Clemson University provides a lot of support for all our students, and we have been even more intentional with our programs to help students during this difficult time.  For incoming students in underrepresented populations, we offer a summer bridge program called the PEER and WISE Experience (PWE). Due to COVID-19, the program will be online this year. The students will have the opportunity to earn three hours of college credit. The coursework includes introduction to math, general engineering, and research. We will offer online tutoring for these courses. Even during this virtual learning environment, students will be able to meet current faculty, staff, and other incoming students.

Thankfully, many of our May graduates secured jobs prior to COVID-19. However, for those who might need assistance we are working with the career center, alumni, and faculty members to support them during this time and help them find opportunities.

4. What’s one small step we can all take to promote diversity and inclusion?

Always ask: “Who is at the table? Whose viewpoint is missing?” Imagine the game-changing innovations that could become a reality if a more diverse group of people were intentionally included.

5. Who is your biggest role model and why?
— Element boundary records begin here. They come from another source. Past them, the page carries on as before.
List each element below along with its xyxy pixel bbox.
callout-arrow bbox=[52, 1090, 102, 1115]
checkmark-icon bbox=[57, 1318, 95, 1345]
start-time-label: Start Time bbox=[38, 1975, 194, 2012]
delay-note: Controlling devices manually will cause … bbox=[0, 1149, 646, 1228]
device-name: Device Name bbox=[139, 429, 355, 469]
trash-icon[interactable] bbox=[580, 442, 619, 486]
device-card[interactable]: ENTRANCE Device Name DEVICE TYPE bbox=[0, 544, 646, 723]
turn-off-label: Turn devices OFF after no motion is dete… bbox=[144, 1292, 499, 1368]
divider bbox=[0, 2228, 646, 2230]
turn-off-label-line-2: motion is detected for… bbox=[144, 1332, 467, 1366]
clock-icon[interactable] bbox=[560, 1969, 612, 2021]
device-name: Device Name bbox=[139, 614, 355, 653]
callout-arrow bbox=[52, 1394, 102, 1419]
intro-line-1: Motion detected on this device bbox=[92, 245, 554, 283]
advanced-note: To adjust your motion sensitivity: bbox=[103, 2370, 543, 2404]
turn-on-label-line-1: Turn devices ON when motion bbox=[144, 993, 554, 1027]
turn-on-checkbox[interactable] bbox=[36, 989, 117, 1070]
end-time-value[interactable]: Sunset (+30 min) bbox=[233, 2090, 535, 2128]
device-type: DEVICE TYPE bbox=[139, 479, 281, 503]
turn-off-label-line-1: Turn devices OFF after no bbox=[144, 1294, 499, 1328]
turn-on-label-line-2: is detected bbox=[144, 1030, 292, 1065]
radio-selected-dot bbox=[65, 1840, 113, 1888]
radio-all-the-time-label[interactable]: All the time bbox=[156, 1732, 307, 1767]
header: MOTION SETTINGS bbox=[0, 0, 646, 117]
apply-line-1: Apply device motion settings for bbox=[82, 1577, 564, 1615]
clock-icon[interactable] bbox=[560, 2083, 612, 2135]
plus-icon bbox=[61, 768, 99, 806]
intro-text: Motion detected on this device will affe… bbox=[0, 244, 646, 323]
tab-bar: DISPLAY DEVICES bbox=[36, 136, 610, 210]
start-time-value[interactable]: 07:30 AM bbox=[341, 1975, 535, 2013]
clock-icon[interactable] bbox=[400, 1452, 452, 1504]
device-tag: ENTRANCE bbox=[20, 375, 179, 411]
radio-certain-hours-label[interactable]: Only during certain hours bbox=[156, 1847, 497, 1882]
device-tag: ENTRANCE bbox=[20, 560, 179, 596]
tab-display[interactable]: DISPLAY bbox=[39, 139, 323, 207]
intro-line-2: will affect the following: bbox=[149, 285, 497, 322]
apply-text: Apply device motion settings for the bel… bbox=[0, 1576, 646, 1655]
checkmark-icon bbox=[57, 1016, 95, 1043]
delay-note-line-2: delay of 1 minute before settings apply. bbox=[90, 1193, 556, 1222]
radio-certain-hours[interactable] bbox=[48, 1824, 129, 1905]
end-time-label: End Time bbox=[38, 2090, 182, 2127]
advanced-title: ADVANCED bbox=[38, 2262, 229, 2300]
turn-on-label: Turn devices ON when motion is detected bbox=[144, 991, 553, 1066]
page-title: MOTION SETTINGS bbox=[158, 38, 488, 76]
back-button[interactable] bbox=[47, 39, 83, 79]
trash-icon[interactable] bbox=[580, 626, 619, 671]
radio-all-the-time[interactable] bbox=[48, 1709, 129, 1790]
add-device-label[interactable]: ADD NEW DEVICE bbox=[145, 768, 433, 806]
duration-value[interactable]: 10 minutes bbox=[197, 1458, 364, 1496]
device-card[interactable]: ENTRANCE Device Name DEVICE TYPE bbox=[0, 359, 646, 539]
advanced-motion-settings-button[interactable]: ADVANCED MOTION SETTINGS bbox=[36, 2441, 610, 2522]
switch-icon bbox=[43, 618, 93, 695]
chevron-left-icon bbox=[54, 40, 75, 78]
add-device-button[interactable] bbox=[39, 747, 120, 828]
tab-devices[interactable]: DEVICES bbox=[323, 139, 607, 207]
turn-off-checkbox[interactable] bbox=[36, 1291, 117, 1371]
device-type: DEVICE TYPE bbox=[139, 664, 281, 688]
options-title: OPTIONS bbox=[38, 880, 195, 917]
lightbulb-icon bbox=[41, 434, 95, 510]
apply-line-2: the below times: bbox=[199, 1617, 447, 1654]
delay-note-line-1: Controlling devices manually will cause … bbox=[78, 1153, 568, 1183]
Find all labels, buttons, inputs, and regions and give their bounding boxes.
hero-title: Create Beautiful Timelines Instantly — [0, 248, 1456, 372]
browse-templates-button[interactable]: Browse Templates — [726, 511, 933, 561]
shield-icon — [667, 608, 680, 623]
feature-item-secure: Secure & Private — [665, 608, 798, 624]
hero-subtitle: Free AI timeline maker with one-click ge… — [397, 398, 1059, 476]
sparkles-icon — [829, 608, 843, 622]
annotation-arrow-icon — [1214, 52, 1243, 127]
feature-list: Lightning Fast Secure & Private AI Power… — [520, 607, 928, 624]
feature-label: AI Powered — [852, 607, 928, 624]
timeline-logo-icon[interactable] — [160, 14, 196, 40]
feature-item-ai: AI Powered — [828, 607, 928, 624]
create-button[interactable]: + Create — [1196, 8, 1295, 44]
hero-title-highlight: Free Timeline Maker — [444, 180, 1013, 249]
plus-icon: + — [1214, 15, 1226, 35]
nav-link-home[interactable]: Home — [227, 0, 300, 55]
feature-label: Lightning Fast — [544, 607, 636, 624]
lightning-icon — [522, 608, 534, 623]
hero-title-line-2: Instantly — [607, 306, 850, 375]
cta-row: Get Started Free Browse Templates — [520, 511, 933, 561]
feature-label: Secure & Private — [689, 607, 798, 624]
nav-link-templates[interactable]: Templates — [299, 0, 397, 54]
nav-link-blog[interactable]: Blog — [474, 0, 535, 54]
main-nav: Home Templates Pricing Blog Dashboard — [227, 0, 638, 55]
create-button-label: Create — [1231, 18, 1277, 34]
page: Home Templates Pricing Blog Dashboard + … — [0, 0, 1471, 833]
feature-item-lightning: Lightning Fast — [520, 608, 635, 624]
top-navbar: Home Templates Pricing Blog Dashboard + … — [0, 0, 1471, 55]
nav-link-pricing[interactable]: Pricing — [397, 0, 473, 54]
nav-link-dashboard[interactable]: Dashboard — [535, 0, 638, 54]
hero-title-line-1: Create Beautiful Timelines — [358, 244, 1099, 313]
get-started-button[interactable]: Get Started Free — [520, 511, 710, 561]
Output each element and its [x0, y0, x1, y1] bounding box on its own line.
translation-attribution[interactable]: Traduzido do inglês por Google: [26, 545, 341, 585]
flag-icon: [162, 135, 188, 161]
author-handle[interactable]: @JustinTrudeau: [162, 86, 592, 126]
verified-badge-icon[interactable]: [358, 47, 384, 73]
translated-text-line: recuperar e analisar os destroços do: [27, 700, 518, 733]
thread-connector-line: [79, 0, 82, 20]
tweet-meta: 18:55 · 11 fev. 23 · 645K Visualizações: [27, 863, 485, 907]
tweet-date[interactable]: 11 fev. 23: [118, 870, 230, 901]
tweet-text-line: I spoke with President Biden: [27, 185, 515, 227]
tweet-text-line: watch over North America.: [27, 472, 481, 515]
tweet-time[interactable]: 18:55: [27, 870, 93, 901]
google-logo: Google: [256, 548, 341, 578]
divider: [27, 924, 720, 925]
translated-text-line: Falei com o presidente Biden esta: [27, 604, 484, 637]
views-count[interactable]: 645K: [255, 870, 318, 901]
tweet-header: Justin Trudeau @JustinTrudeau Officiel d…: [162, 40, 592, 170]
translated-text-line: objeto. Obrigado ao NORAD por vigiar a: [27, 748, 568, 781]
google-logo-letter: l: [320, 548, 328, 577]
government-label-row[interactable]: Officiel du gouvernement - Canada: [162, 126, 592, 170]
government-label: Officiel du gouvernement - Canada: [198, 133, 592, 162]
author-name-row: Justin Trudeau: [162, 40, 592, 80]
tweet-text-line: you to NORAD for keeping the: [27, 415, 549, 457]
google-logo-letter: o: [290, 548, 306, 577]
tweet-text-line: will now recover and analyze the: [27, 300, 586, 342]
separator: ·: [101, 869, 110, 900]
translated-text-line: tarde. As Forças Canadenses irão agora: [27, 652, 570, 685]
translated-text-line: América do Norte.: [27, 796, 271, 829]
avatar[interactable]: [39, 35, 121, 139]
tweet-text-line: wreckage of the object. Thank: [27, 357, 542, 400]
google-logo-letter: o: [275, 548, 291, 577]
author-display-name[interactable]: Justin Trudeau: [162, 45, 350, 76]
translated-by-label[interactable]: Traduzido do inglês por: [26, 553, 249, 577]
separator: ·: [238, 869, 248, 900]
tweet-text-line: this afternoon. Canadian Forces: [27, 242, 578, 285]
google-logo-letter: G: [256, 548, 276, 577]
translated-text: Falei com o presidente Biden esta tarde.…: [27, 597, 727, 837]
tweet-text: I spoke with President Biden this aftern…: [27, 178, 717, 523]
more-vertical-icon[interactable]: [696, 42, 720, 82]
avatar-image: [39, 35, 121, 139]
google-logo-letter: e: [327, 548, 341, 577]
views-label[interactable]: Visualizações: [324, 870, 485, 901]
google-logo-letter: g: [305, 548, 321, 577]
My biggest role model is my grandmother. She lived to be 97 years old! Although she had little formal education, she had strong determination and confidence. She also had a heart of gold. She truly loved and cared for everyone she encountered. She was an amazing cook and she loved to prepare meals for people. I believe if she was given the opportunity, she would have owned her own business. My grandmother was the one to encourage me to pursue higher education. She once told me, “an education is one thing no one can take away from you.” Because of those words, I became the first person in my family to graduate from college. My grandmother instilled in me servanthood, love, and giving.